Summary of scanner performance for more than 2200 phantom scans. A pooled-variance approach is used to estimate the stability of gradient performance factoring out discrete changes generally due to scanner recalibration. Symbols are plotted at the mean scale value over all values, and error bars indicate the square root of the pooled variance. System number is an arbitrary enumeration. R∕L calibration appears less consistent across scanners for vendor 1 than for other vendors. The S∕I per scanner error bars for vendor 3 are much larger than for other vendors and other directions. Scanners from vendor 2 are from two different models and the data are clustered by model in the S∕I mean scale factors.

Figure 9

Use of phantom measurements to correct within-scanner linear scaling changes in human images. Histograms of intrasubject coregistration scale factors from 1.5 T scanners with and without phantom-based voxel size adjustment are shown. The upper (lower) histograms are without (with) correction. Correction reduces the widths of the distributions.
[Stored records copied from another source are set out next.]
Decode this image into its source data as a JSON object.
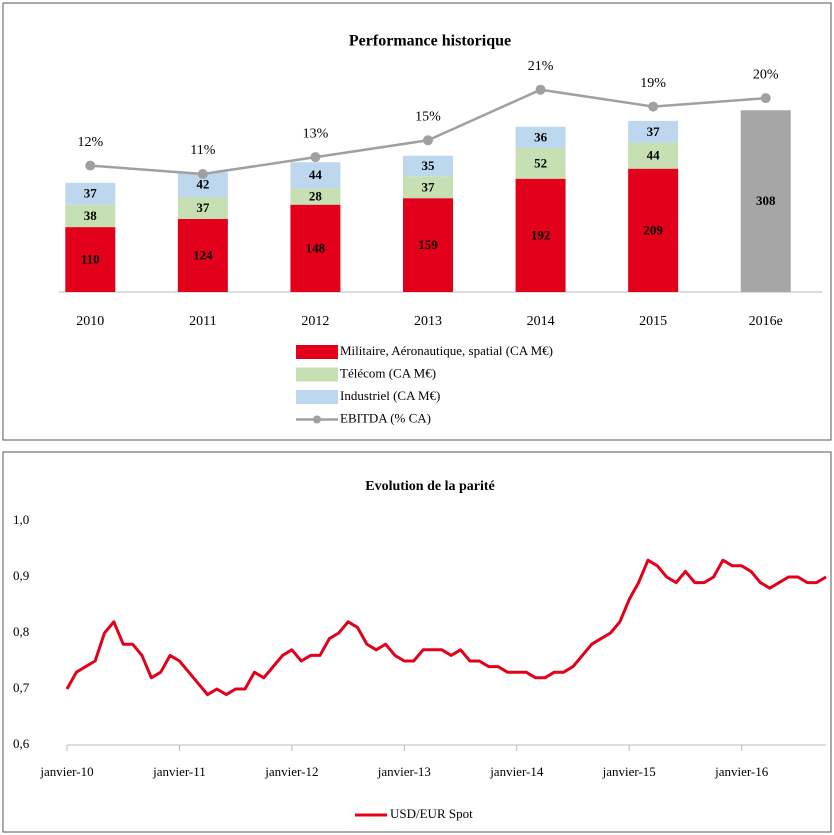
{
  "chart_data": [
    {
      "type": "bar",
      "stacked": true,
      "title": "Performance historique",
      "categories": [
        "2010",
        "2011",
        "2012",
        "2013",
        "2014",
        "2015",
        "2016e"
      ],
      "ylim": [
        0,
        400
      ],
      "y2lim": [
        -3,
        25
      ],
      "series": [
        {
          "name": "Militaire, Aéronautique, spatial (CA M€)",
          "color": "#e2001a",
          "values": [
            110,
            124,
            148,
            159,
            192,
            209,
            null
          ]
        },
        {
          "name": "Télécom (CA M€)",
          "color": "#c6e0b4",
          "values": [
            38,
            37,
            28,
            37,
            52,
            44,
            null
          ]
        },
        {
          "name": "Industriel (CA M€)",
          "color": "#bdd7ee",
          "values": [
            37,
            42,
            44,
            35,
            36,
            37,
            null
          ]
        },
        {
          "color": "#a6a6a6",
          "values": [
            null,
            null,
            null,
            null,
            null,
            null,
            308
          ]
        },
        {
          "name": "EBITDA (% CA)",
          "type": "line",
          "axis": "y2",
          "color": "#a0a0a0",
          "values": [
            12,
            11,
            13,
            15,
            21,
            19,
            20
          ],
          "value_labels": [
            "12%",
            "11%",
            "13%",
            "15%",
            "21%",
            "19%",
            "20%"
          ]
        }
      ]
    },
    {
      "type": "line",
      "title": "Evolution de la parité",
      "x": [
        "2010-01",
        "2010-02",
        "2010-03",
        "2010-04",
        "2010-05",
        "2010-06",
        "2010-07",
        "2010-08",
        "2010-09",
        "2010-10",
        "2010-11",
        "2010-12",
        "2011-01",
        "2011-02",
        "2011-03",
        "2011-04",
        "2011-05",
        "2011-06",
        "2011-07",
        "2011-08",
        "2011-09",
        "2011-10",
        "2011-11",
        "2011-12",
        "2012-01",
        "2012-02",
        "2012-03",
        "2012-04",
        "2012-05",
        "2012-06",
        "2012-07",
        "2012-08",
        "2012-09",
        "2012-10",
        "2012-11",
        "2012-12",
        "2013-01",
        "2013-02",
        "2013-03",
        "2013-04",
        "2013-05",
        "2013-06",
        "2013-07",
        "2013-08",
        "2013-09",
        "2013-10",
        "2013-11",
        "2013-12",
        "2014-01",
        "2014-02",
        "2014-03",
        "2014-04",
        "2014-05",
        "2014-06",
        "2014-07",
        "2014-08",
        "2014-09",
        "2014-10",
        "2014-11",
        "2014-12",
        "2015-01",
        "2015-02",
        "2015-03",
        "2015-04",
        "2015-05",
        "2015-06",
        "2015-07",
        "2015-08",
        "2015-09",
        "2015-10",
        "2015-11",
        "2015-12",
        "2016-01",
        "2016-02",
        "2016-03",
        "2016-04",
        "2016-05",
        "2016-06",
        "2016-07",
        "2016-08",
        "2016-09",
        "2016-10"
      ],
      "series": [
        {
          "name": "USD/EUR Spot",
          "color": "#e2001a",
          "values": [
            0.7,
            0.73,
            0.74,
            0.75,
            0.8,
            0.82,
            0.78,
            0.78,
            0.76,
            0.72,
            0.73,
            0.76,
            0.75,
            0.73,
            0.71,
            0.69,
            0.7,
            0.69,
            0.7,
            0.7,
            0.73,
            0.72,
            0.74,
            0.76,
            0.77,
            0.75,
            0.76,
            0.76,
            0.79,
            0.8,
            0.82,
            0.81,
            0.78,
            0.77,
            0.78,
            0.76,
            0.75,
            0.75,
            0.77,
            0.77,
            0.77,
            0.76,
            0.77,
            0.75,
            0.75,
            0.74,
            0.74,
            0.73,
            0.73,
            0.73,
            0.72,
            0.72,
            0.73,
            0.73,
            0.74,
            0.76,
            0.78,
            0.79,
            0.8,
            0.82,
            0.86,
            0.89,
            0.93,
            0.92,
            0.9,
            0.89,
            0.91,
            0.89,
            0.89,
            0.9,
            0.93,
            0.92,
            0.92,
            0.91,
            0.89,
            0.88,
            0.89,
            0.9,
            0.9,
            0.89,
            0.89,
            0.9
          ]
        }
      ],
      "xlim": [
        "2010-01",
        "2016-10"
      ],
      "xticks": [
        {
          "value": "2010-01",
          "label": "janvier-10"
        },
        {
          "value": "2011-01",
          "label": "janvier-11"
        },
        {
          "value": "2012-01",
          "label": "janvier-12"
        },
        {
          "value": "2013-01",
          "label": "janvier-13"
        },
        {
          "value": "2014-01",
          "label": "janvier-14"
        },
        {
          "value": "2015-01",
          "label": "janvier-15"
        },
        {
          "value": "2016-01",
          "label": "janvier-16"
        }
      ],
      "ylim": [
        0.6,
        1.0
      ],
      "yticks": [
        {
          "value": 1.0,
          "label": "1,0"
        },
        {
          "value": 0.9,
          "label": "0,9"
        },
        {
          "value": 0.8,
          "label": "0,8"
        },
        {
          "value": 0.7,
          "label": "0,7"
        },
        {
          "value": 0.6,
          "label": "0,6"
        }
      ]
    }
  ]
}
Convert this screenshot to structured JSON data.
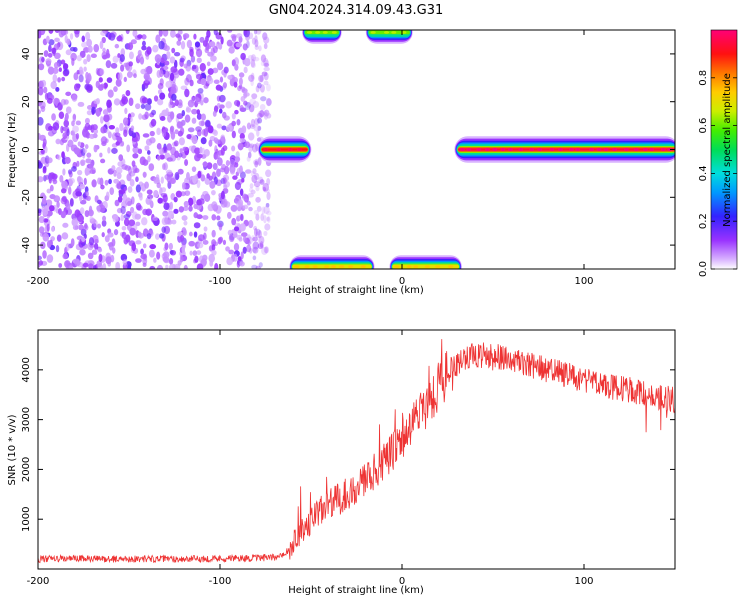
{
  "figure": {
    "title": "GN04.2024.314.09.43.G31"
  },
  "chart_data": [
    {
      "type": "heatmap",
      "xlabel": "Height of straight line (km)",
      "ylabel": "Frequency (Hz)",
      "xlim": [
        -200,
        150
      ],
      "ylim": [
        -50,
        50
      ],
      "xticks": [
        "-200",
        "-100",
        "0",
        "100"
      ],
      "yticks": [
        "40",
        "20",
        "0",
        "-20",
        "-40"
      ],
      "colorbar": {
        "label": "Normalized spectral amplitude",
        "range": [
          0,
          1
        ],
        "ticks": [
          "0.0",
          "0.2",
          "0.4",
          "0.6",
          "0.8"
        ],
        "colormap": "gnuplot rainbow (white-purple-blue-cyan-green-yellow-orange-red-magenta)"
      },
      "features": [
        {
          "name": "noise-region",
          "x_range": [
            -200,
            -73
          ],
          "freq_range": [
            -50,
            50
          ],
          "amplitude": "0.1-0.3 scattered"
        },
        {
          "name": "carrier-segment-left",
          "x_range": [
            -77,
            -52
          ],
          "freq": 0,
          "amplitude": 0.9
        },
        {
          "name": "carrier-segment-right",
          "x_range": [
            31,
            150
          ],
          "freq": 0,
          "amplitude": 0.95
        },
        {
          "name": "aliased-band-bottom-1",
          "x_range": [
            -60,
            -17
          ],
          "freq": -49,
          "amplitude": 0.7
        },
        {
          "name": "aliased-band-bottom-2",
          "x_range": [
            -5,
            31
          ],
          "freq": -49,
          "amplitude": 0.7
        },
        {
          "name": "aliased-band-top-1",
          "x_range": [
            -53,
            -35
          ],
          "freq": 49,
          "amplitude": 0.6
        },
        {
          "name": "aliased-band-top-2",
          "x_range": [
            -18,
            4
          ],
          "freq": 49,
          "amplitude": 0.6
        }
      ]
    },
    {
      "type": "line",
      "xlabel": "Height of straight line (km)",
      "ylabel": "SNR (10 * v/v)",
      "xlim": [
        -200,
        150
      ],
      "ylim": [
        0,
        4800
      ],
      "xticks": [
        "-200",
        "-100",
        "0",
        "100"
      ],
      "yticks": [
        "4000",
        "3000",
        "2000",
        "1000"
      ],
      "color": "#ee3333",
      "series": [
        {
          "x": [
            -200,
            -180,
            -160,
            -140,
            -120,
            -100,
            -80,
            -70,
            -62,
            -55,
            -45,
            -35,
            -25,
            -15,
            -5,
            5,
            15,
            25,
            35,
            45,
            55,
            65,
            75,
            85,
            95,
            105,
            115,
            125,
            135,
            150
          ],
          "y": [
            200,
            210,
            200,
            205,
            200,
            210,
            220,
            230,
            380,
            800,
            1150,
            1400,
            1650,
            1950,
            2350,
            2850,
            3400,
            3950,
            4250,
            4300,
            4250,
            4150,
            4050,
            3950,
            3850,
            3750,
            3650,
            3600,
            3500,
            3400
          ]
        }
      ]
    }
  ]
}
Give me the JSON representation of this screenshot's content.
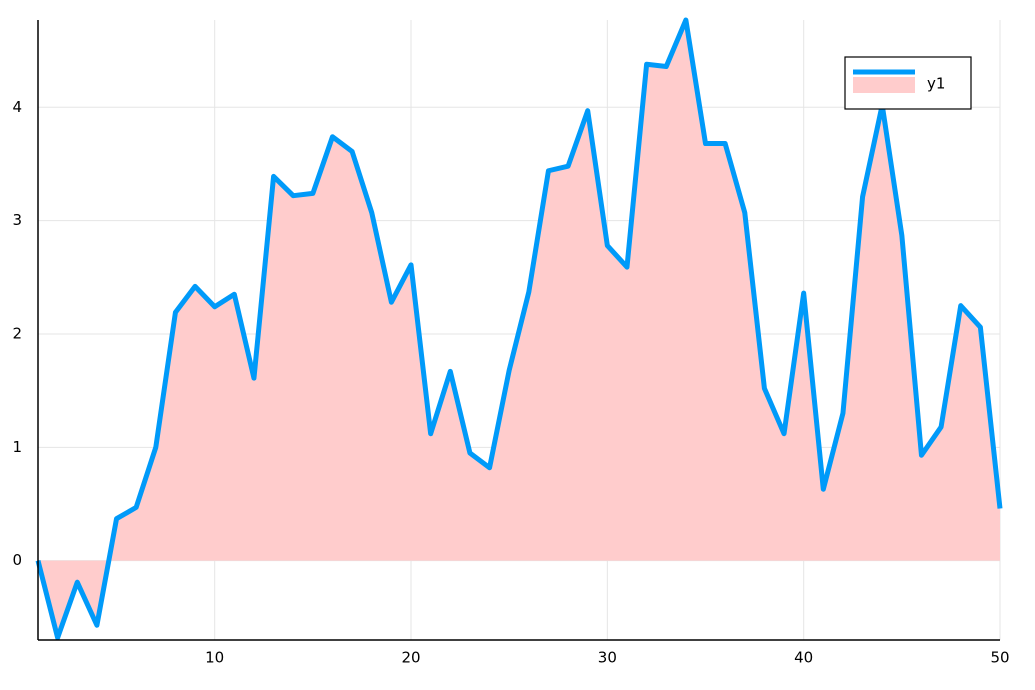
{
  "chart_data": {
    "type": "area",
    "x": [
      1,
      2,
      3,
      4,
      5,
      6,
      7,
      8,
      9,
      10,
      11,
      12,
      13,
      14,
      15,
      16,
      17,
      18,
      19,
      20,
      21,
      22,
      23,
      24,
      25,
      26,
      27,
      28,
      29,
      30,
      31,
      32,
      33,
      34,
      35,
      36,
      37,
      38,
      39,
      40,
      41,
      42,
      43,
      44,
      45,
      46,
      47,
      48,
      49,
      50
    ],
    "series": [
      {
        "name": "y1",
        "color": "#009af9",
        "fill_color": "#ffcccc",
        "values": [
          0,
          -0.68,
          -0.19,
          -0.57,
          0.37,
          0.47,
          1.0,
          2.19,
          2.42,
          2.24,
          2.35,
          1.61,
          3.39,
          3.22,
          3.24,
          3.74,
          3.61,
          3.07,
          2.28,
          2.61,
          1.12,
          1.67,
          0.95,
          0.82,
          1.68,
          2.37,
          3.44,
          3.48,
          3.97,
          2.78,
          2.59,
          4.38,
          4.36,
          4.77,
          3.68,
          3.68,
          3.07,
          1.52,
          1.12,
          2.36,
          0.63,
          1.3,
          3.21,
          4.02,
          2.87,
          0.93,
          1.18,
          2.25,
          2.06,
          0.46
        ]
      }
    ],
    "xlim": [
      1,
      50
    ],
    "ylim": [
      -0.7,
      4.77
    ],
    "xticks": [
      10,
      20,
      30,
      40,
      50
    ],
    "yticks": [
      0,
      1,
      2,
      3,
      4
    ],
    "grid": true,
    "legend": "top-right"
  }
}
The vertical dashed lines are located at 1.00, the ideal intrasubject scale factor.

Figure 10

Use of phantom measurements to perform absolute scaling of human images across scanner. Histograms of intrasubject coregistration scale factors for image pairs with one scan acquired at 3 T and the other at 1.5 T are shown. The upper (lower) histograms are without (with) correction. Correction reduces the widths of the distributions.